The Euclidean n space $(\mathbb{E}^n,d)$ is a metric space with metric $d$ for which there exists a bijective map $\mathbb{E}^n\rightarrow\mathbb{R}^n$, such that if P,Q $\in \mathbb{E}^n$ are mapped to $\mathbf{x,y}\in\mathbb{R}^n$ then $d(P,Q)=\lvert{\mathbf{y}-\mathbf{x}}\rvert$
If $P,Q,R\in\mathbb{R}^n$ are mapped to $\mathbf{x},\mathbf{y},\mathbf{z}\in\mathbb{R}^n$, then the angle spanned by P,Q,R is equal to $\angle\mathbf{xyz}$ and we can evaluate it using
$\cos(\angle\mathbf{xyz})=\frac{(\mathbf{x}-\mathbf{y})\cdot(\mathbf{z}-\mathbf{y})}{\lvert{\mathbf{x}-\mathbf{y}}\rvert\lvert{\mathbf{z}-\mathbf{y}}\rvert}$
The angle is independent of this choice, because the inner product is determined by the quadratic form.
The above is what is written in the book.

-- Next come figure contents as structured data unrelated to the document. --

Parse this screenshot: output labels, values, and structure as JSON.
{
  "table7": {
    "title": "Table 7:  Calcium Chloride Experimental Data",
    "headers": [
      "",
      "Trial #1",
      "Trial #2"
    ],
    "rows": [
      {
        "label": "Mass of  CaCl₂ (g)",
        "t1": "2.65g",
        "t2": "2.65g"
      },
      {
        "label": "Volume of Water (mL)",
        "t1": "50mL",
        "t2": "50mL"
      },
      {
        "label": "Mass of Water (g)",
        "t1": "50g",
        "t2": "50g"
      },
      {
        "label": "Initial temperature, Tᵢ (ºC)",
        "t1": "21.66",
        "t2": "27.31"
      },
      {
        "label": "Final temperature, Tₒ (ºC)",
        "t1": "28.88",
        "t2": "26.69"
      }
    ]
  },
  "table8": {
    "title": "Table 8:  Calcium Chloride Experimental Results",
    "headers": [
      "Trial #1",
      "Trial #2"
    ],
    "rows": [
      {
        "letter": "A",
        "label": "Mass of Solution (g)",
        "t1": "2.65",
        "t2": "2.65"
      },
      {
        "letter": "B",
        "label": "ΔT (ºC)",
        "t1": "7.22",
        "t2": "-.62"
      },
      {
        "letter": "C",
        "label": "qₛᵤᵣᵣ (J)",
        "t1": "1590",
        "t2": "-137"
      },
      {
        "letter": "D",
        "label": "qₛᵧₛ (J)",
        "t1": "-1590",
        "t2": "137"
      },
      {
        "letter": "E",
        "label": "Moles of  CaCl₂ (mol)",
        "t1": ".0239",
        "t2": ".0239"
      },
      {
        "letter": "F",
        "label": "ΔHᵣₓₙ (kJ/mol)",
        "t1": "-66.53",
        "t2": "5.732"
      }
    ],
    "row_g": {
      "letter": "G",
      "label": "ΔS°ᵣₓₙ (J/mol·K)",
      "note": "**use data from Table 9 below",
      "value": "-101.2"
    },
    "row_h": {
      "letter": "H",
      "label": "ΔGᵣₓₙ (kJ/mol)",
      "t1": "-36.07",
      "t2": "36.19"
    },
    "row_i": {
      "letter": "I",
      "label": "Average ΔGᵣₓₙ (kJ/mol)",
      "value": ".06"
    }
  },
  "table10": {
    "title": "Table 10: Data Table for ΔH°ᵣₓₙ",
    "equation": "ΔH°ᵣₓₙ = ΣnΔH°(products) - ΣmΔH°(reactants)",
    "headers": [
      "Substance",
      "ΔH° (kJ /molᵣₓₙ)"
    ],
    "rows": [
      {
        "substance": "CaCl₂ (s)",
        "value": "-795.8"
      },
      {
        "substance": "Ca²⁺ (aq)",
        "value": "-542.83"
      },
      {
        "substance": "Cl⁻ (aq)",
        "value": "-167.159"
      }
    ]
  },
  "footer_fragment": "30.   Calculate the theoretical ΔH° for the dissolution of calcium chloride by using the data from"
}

I can't understand why the angle is independent of the choice of coordinates(bijection) and the meaning of 'inner product is determined by the quadratic form.'.
Could you explain them?
Suppose you change the coordinate system, then
$ x = O' + R x' $
$ y = O'+ R y' $
$ z = O' + R z' $
where $O'$ is the position of the origin of the $O'x'y'z'$ reference frame when expressed in the $Oxyz$ system, and $R$ is a rotation matrix. it follows that
$ x- y = R (x' - y') $
$ z - y = R (z' - y') $
Then
$ (x - y) \cdot (z - y) = (x - y)^T (z - y) \\= (x' - y')^T R^T R (z' - y') = (x' - y')^T (z' - y') = (x' - y') \cdot (z' - y') $
And for the same reason,
$ \| x - y \| = \sqrt{ (x - y) \cdot (x - y) } = \sqrt{ (x' - y') \cdot (x' - y') } $
and
$ \| z - y \| = \sqrt{ (z - y) \cdot (z - y) } = \sqrt{ (z' - y') \cdot (z' - y') } $
Therefore,
$ \dfrac{ (x - y) \cdot (z - y) }{\| x - y \| \| z- y\|} = \dfrac{ (x' - y') \cdot (z' - y') }{ \| x' - y' \| \| z' - y' \| } $
Hence, the cosine of the angle $\angle xyz $ will be the same when computed using any coordinate system.